江戸時代といえば女性は学問から遠ざけられ抑圧されていたイメージがありますが、こうして果敢に考えを著した女性がいたことは驚くべきことです。なぜそれが可能だったかは

*学問に親しむ家庭環境で育ち、また全国各地から来訪者がたえない家であった
*二度結婚するも自身は出産することはなく、二度目の夫が学問に理解があった

以上の二点が大きく影響したのではないかと思いました。

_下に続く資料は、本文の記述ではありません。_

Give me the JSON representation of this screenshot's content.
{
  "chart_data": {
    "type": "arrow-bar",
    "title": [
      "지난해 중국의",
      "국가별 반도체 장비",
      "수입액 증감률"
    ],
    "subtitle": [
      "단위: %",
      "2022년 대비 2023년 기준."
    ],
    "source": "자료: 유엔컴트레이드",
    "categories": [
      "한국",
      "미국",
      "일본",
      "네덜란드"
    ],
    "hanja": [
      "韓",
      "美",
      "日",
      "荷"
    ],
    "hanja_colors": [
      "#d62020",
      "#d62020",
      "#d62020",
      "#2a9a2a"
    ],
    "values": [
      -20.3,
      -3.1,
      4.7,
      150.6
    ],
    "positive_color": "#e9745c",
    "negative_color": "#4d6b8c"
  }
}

これはとても読みやすい小説「葛の葉抄」永井路子著と近世女性史研究書「江戸後期の女性たち」関民子著を読めば納得していただけるのではないかと思います。
「独考」は1819年に江戸在住の妹を通して滝沢馬琴に届けられ、論評と出版の便宜をお願いしたそうです。それを機に一年ほどのやりとりがあったのですが、最終的には真葛の考えは馬琴によって猛烈に反論され絶交状を渡されてしまったとのことです。こうして当然当時の世の中に考えが知れわたることはなかったことは残念なことですが、1819年といえば馬琴が「南総里見八犬伝」を執筆しはじめてから3年がすぎた頃なので、タイミングも悪かったのでしょうかね。
私はフェミニストではありませんが、長い間学校で行われている教育には改良点が多々あると考えています。只野真葛のような人物にもスポットライトをあてることは現在を捉え直すヒントになると思います。
安部元総理大臣が掲げた女性が輝く社会を実現するためにも、またそれが男性の犠牲の上に成り立つものともならない社会であるためにも多様な視点が求められています。